Satellites are responsible for collecting the spans generated by the tracers, and then processing and temporarily storing that data during trace assembly for the UI. When a Satellite receives spans, it places them in a temporary buffer for a period of time known as the recall window. The recall window can’t be configured directly; it is proportional to the amount of span traffic sent from all tracer clients and the available Satellite memory. When either the memory allocation is too low or there are too few Satellites, you may start to see Satellites dropping spans. Longer recall can be achieved either by reducing the amount of span traffic or by increasing the available memory of Satellites in the pool (either by increasing the available memory per instance, or the overall number of instances). Additionally, the Satellites in a pool may have varied recall windows. Balancing that time period between Satellites also protects against dropped spans.
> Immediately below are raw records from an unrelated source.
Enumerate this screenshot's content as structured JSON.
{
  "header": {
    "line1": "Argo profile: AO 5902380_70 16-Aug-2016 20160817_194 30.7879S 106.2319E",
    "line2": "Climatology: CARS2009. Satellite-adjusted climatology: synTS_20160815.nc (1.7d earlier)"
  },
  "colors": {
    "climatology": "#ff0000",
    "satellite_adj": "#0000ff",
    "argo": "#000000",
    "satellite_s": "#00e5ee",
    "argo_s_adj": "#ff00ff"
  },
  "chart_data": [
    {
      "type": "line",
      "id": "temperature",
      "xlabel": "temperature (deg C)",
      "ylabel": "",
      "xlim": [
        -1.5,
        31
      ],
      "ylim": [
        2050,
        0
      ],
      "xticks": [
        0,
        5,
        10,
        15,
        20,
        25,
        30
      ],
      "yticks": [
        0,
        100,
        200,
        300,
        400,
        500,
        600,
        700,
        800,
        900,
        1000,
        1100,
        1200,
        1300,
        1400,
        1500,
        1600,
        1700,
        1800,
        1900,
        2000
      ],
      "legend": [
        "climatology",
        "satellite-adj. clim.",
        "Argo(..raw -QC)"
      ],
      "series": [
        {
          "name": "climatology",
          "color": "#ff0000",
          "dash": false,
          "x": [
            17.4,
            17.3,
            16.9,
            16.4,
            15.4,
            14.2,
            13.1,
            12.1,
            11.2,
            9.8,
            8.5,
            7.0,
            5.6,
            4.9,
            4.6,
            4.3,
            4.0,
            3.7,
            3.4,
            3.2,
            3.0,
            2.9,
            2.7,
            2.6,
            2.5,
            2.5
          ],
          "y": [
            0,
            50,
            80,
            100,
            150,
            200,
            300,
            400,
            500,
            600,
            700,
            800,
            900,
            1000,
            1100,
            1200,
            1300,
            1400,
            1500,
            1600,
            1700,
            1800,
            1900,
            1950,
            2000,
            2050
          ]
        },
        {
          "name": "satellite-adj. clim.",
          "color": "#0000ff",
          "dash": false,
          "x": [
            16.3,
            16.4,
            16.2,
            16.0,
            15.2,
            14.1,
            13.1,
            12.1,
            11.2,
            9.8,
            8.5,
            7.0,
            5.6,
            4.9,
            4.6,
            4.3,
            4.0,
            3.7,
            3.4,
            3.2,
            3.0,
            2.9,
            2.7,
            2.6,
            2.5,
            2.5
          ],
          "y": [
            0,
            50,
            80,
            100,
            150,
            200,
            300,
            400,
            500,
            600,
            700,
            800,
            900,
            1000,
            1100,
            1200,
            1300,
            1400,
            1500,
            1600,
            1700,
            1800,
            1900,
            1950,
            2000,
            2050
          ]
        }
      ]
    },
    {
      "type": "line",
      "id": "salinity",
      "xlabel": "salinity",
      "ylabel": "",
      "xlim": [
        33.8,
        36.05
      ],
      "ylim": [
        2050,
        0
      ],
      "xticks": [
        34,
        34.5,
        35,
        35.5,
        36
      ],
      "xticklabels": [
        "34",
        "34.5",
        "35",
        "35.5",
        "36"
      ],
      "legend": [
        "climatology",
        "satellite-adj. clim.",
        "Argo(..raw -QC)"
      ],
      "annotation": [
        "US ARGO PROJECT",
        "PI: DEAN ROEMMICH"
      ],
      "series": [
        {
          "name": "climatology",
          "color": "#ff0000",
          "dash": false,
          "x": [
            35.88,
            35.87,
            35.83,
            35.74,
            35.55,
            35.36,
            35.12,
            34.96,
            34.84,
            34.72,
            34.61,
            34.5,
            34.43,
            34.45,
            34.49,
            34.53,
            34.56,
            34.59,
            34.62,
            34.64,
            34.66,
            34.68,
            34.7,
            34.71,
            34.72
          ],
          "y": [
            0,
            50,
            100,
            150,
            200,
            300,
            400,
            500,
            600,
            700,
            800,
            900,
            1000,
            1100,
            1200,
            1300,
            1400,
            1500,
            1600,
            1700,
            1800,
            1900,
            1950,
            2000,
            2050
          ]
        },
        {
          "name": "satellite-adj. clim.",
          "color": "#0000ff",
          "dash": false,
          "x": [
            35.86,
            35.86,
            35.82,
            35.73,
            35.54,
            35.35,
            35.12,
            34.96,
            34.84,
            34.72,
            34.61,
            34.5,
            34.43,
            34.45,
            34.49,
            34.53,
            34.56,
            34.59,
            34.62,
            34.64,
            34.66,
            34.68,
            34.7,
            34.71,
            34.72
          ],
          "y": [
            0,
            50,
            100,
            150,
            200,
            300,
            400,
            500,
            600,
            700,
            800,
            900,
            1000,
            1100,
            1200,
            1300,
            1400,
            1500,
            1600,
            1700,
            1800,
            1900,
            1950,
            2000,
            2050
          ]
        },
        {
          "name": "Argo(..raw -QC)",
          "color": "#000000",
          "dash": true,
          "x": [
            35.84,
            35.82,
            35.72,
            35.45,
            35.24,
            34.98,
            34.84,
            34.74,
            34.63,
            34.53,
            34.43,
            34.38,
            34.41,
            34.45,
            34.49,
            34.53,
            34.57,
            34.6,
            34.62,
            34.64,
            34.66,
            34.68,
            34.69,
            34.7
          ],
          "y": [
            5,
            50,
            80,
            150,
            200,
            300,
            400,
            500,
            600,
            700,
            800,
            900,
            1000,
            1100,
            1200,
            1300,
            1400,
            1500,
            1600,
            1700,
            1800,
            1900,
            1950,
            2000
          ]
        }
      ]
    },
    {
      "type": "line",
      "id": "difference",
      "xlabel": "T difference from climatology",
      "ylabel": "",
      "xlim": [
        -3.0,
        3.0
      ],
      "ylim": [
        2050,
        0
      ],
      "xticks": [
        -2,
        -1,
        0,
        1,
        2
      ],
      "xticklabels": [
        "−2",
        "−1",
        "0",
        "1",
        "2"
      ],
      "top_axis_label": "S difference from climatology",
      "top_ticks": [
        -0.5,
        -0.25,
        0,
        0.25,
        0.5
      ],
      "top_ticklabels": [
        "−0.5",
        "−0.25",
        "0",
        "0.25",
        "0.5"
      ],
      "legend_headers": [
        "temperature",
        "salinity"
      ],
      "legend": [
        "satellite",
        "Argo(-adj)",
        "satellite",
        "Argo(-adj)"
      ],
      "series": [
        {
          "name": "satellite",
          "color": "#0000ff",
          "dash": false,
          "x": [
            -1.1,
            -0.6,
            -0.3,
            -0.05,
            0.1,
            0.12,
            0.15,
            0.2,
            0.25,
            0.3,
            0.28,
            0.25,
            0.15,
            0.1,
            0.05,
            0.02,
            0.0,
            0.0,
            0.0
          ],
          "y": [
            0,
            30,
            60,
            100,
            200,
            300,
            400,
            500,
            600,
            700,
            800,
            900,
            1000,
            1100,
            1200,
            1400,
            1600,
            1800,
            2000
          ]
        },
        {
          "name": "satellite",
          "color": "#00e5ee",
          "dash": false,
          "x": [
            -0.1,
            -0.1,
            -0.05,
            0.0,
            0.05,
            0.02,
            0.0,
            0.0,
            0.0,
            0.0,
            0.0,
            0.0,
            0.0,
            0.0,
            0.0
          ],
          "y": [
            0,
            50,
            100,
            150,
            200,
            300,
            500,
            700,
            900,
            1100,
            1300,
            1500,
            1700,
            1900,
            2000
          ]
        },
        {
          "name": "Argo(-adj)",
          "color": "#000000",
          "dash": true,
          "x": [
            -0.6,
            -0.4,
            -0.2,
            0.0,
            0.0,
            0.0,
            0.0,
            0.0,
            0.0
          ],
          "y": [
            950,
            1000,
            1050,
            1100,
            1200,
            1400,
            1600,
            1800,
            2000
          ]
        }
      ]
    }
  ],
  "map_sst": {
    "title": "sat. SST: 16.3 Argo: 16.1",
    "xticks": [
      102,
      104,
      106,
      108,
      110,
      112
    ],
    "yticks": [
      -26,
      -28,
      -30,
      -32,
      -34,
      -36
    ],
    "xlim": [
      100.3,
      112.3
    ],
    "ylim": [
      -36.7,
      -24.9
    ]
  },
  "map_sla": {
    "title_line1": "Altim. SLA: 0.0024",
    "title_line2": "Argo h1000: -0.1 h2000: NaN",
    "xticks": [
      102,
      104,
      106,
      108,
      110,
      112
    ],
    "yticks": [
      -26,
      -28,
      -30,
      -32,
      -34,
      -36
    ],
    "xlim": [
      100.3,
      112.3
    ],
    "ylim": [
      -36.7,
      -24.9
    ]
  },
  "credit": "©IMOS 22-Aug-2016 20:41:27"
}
If you’re using the LightStep free trial, then LightStep manages your Satellites. If you see dropped spans from the Satellite, please contact customer service.
LightStep provides a number of different ways to monitor tracer and Satellite performance, especially regarding dropped spans:
Reporting Status Dashboard:
See per project and by service, the platform, library, number of instances of that service currently reporting, number of spans dropped by the client tracer and Satellite, and the pool those Satellites belong to.
Satellite Pool Report:
See a high-level overview of all Satellite pools and individual Satellites, their current performance and configuration, and the projects reporting into them.
Provides a health check for a Satellite, along with configuration information.
StatsD Reporting Metrics:
Provides detailed StatsD metrics that you can import into a monitoring tool.